Erdoğan steckt Kritiker ins Gefängnis, baut Mauern und zieht Demokratiegegner groß. Statt mit ihm zu verhandeln, sollte er auf die Anklagebank.

Eingang zum türkischen Hochsicherheitsgefängnis Silivri Foto: Stefania Mizara/imago images

Z eig mir deine Gefangenen, und ich sag dir, wer du bist. Die Türkei ist im Wandel, Wirtschaft und Infrastruktur blühen: Mauern bauen, Demokratiegegner großziehen, Nationalismus mit Islamismus paaren. Der Strukturwandel hat gut geklappt!

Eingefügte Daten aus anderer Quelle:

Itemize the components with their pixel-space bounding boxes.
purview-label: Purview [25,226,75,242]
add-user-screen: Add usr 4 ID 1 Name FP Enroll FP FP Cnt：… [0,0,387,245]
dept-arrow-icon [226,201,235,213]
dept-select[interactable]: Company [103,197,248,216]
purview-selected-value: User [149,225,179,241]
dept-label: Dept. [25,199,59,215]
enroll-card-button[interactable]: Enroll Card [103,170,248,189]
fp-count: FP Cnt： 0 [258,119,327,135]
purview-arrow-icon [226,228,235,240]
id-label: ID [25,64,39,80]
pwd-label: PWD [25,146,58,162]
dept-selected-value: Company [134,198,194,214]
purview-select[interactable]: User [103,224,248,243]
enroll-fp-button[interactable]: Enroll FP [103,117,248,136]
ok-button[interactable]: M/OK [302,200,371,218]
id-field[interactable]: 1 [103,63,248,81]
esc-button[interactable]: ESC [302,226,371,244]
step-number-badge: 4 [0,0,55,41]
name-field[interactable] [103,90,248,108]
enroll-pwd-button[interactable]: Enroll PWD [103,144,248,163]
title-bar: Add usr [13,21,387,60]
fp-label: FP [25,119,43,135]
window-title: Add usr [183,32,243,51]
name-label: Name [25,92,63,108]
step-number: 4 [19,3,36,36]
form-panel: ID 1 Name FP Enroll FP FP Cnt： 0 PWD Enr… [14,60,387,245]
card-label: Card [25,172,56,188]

Der Aufschwung der Wirtschaft liegt in der Türkei auch an einem verordneten Bauboom. Und Bauprojekte gibt es viele – auch von Gefängnissen. 2008 wurde die Strafvollzugsanstalten Silivri eröffnet. Das Hochsicherheitsgefängnis ist das größte Gefängnis Europas: bis zu 13.000 Gefangenen kann es aufnehmen. Ahmet Altan, Adil Demirci, Can Dündar, Deniz Yücel, alles ehemalige Insassen. Immer noch gefangen: viel zu viele.

Auch die oppositionelle kurdische HDP hat den Gefängnisboom miterlebt: Mehr als 3.000 HDP-Mitglieder sind inhaftiert. Über 11.000 Mitglieder waren schon einmal in Polizeigewahrsam. Seit November 2016 sitzt der ehemalige Co-Vorsitzende der HDP Selahattin Demirtaş im Hochsicherheitsgefängnis in Edirne. Figen Yüksekdağ, ehemalige Co-Vorsitzende der HDP: Gefängnis. Gültan Kışanak (HDP): Gefängnis. Selçuk Mızraklı (HDP): Gefängnis. Die Anklageschrift ist copy and paste: HDP=PKK=Kurde=Terror. Um die Namen aller inhaftierten HDP-Mitglieder aufzuzählen, würden sechs Monate Kolumne nicht ausreichen.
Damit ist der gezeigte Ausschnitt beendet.